Teton County Road Levy Returns to May Ballot as State Cuts Raise the Stakes
DRIGGS — Teton County voters will decide on May 19 whether to renew the Special Road & Bridge Levy, a two-year funding measure that has appeared on primary ballots every cycle since 2010. This year's request: $1.5 million per year, up from the $1.4 million approved in 2024.
The levy would cost property owners about $22 per year for every $100,000 of taxable property value, a $2 annual increase over the current rate.
But the levy lands on this ballot as state road funding collapses around it.
Levy funding breakdown
The Special Road Levy provides one-third of the county's entire Road & Bridge budget. The remaining two-thirds comes from state gas tax revenue, vehicle registration fees, and grant funding.
Of the $1.5 million, the county's Road & Bridge department would receive about $1.2 million. The rest goes to Victor, Driggs, and Tetonia's road departments, allocated in proportion to property taxes paid within each city.
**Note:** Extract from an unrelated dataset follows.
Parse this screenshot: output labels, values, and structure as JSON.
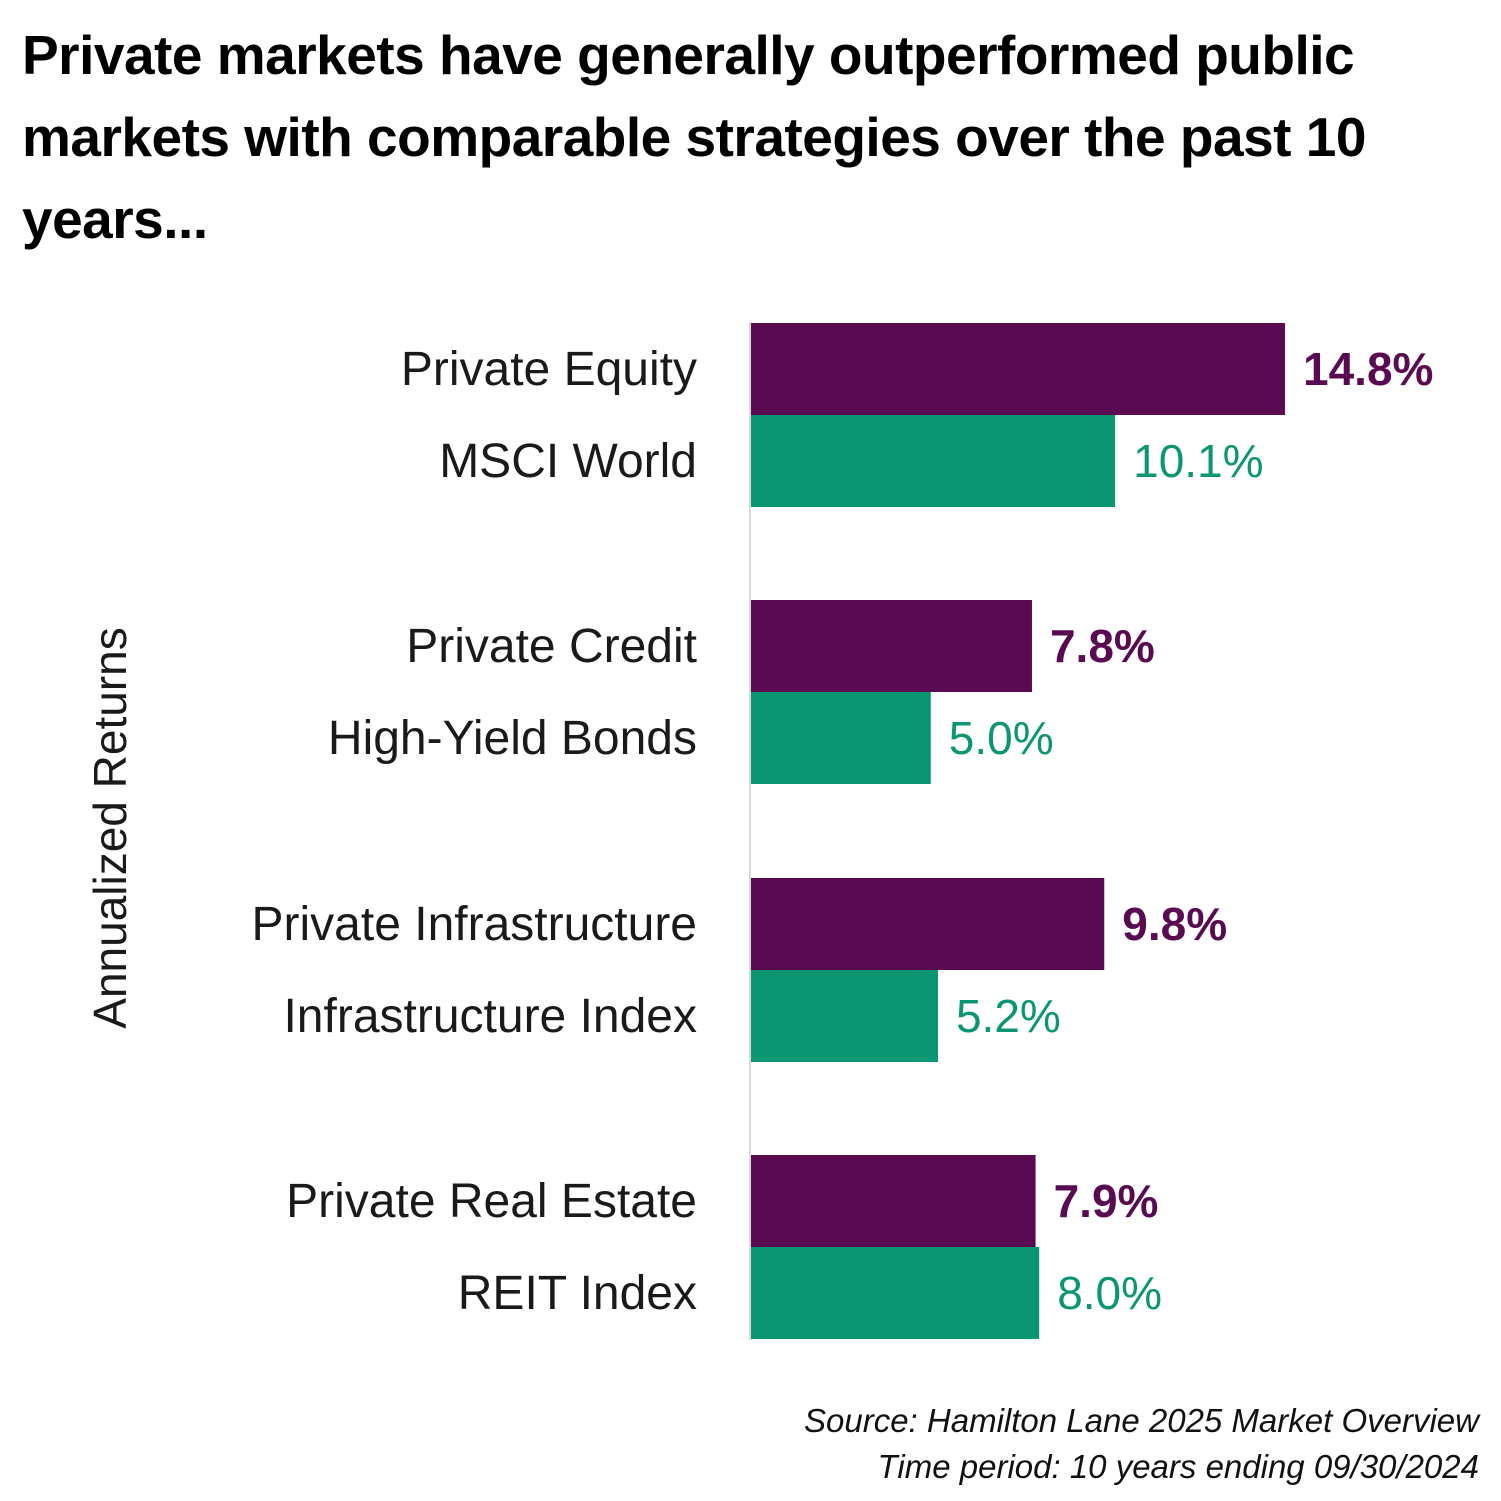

County Public Works Director Darryl Johnson and Commission Chair Brad Wolfe outlined the levy's scope in a county fact sheet: road grading, five miles of gravel overlays annually, 50 miles of gravel stabilization, 12–15 miles of chip seal, one to two miles of full road reconstruction, and bridge and culvert repairs.
The county notes that many roads still don't meet current design standards: too narrow, insufficient wearing surface, or in severe disrepair. The levy also serves as the required local match for state and federal grants, meaning a failed levy would cut $1.5 million from the budget and disqualify the county from additional grant funding.
The state funding picture
The renewal arrives as the state Legislature and governor slash road funding at a scale Idaho hasn't seen in decades.
In January, Gov. Brad Little proposed pulling $275 million from the Idaho Transportation Department's Strategic Initiatives Fund, including $110 million earmarked for local road and bridge departments statewide, to help close a projected budget deficit. That followed a $45 million ITD cut already implemented in fiscal year 2026.
The Legislature then approved 4% across-the-board budget cuts for most state agencies in FY2026, with 5% permanent cuts beginning in FY2027. Five consecutive years of income tax reductions, combined with the cost of conforming with federal tax changes under the One Big Beautiful Bill Act, drove the revenue shortfall behind those cuts.
State Sen. Jim Woodward, a Republican who serves as vice-chair of the Joint Finance-Appropriations Committee, wrote in a recent column that the Legislature took $275 million from ITD and local road departments because of last year's income tax cut. The result: rougher, more congested roads.
For Teton County, where state statute already caps non-levy property tax increases at 3% per year regardless of actual growth, the county can't keep up. Teton County has been one of Idaho's fastest-growing for more than a decade, but the revenue tools available to match that growth are limited by design. The road levy is one of the few mechanisms voters can directly control.
History
The levy has passed every cycle since its inception in 2010. It started at $1 million per year, increased to $1.2 million in 2020, $1.3 million in 2022, and $1.4 million in 2024. The proposed $1.5 million continues a pattern of incremental increases that the county says still fall behind actual construction inflation.
The vote
The May 19 primary election. A simple majority is required for passage. The county is legally prohibited from advocating for or against the measure.